Considering a tolerance threshold of 20 Mg ha−1 year−1 for soil depth >100 cm, soil loss can be classified as tolerable and no tolerable (Fig. 7). The 32% of the SRB was subjected to no-tolerable soil losses, and about 7% was affected by catastrophic erosion (e.g., rates >80 Mg ha−1 year−1).

Considering that the months following soil tillage (from August to November) are the most hazardous for soil erosion in SRB (Figs. 4, 8), with values higher than 80% of total yearly soil losses (Diodato et al. 2009), all the agro-environmental measures aimed at reducing soil erodibility and at increasing soil cover during this period (such as conservative soil tillage, perennial cover crops in orchards and vineyards, mulching and sod seeding) have to be strengthened and spread. The adoption of such agro-environmental measures, will be increasingly important in a perspective of climate change considering that just in September a strong increase of erosion has been calculated in the last 10 years in comparison with the previous period (Fig. 8), as already pointed out by several authors (Nearing et al. 2004; Zhang and Nearing 2005; González-Hidalgo et al. 2007).

Fig. 8
figure 8

Comparison of the monthly average for predicted gross erosion (a), and net erosion (b) between the 1973–1994 and 1995–2007 periods (from Diodato et al. 2009)

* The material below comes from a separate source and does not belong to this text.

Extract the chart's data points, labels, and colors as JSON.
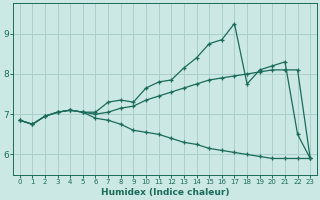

The effectiveness of conservative cropping systems was also confirmed by field experiments made nearby SRB, in which soil cover with wheat crop residues allowed an almost complete reduction of erosion in comparison with tilled soil (2.291 Mg ha−1 year−1), showing soil losses (0.015 Mg ha−1 year−1) not different from the permanent meadow (0.004 Mg ha−1 year−1) as a consequence of an intense rain event (maximum intensity = 32.4 mm h−1) recorded on 2 August 1995 (Fagnano et al. 2000).

5 Conclusions

The different approaches used for estimating soil losses in the Sele basin of Campania region gave similar results (73 and 53 Mg ha−1 year−1 on the average) and highlighted some features of soil erosion in Mediterranean areas:

  1. 1.

    The erosion rate of the basin resulted mainly affected by local land-cover conditions that showed a more dramatic effect than the variability of rain erosivity.

  2. 2.

    Particularly vulnerable are hilly and valley areas, where high rainfall erosivity is coupled with reduction of the vegetation cover at the beginning of autumn.

  3. 3.

    Arable lands, orchards and vineyards are the most vulnerable land uses. The months following soil tillage (from August to November) are the most hazardous for soil erosion, with values higher than 80% of total yearly soil losses because in this period the highest rainfall erosivity is coupled with the lowest soil cover due to soil tillage at the end of summer.

  4. 4.

    In these conditions soil can be protected only by the strengthening and spreading of the agro-environmental measures aimed at reducing soil erodibility and at increasing soil cover, such as conservative soil tillage (i.e. sod seeding) and perennial cover crops in orchards and vineyards, which will be increasingly important in the perspective of climate change.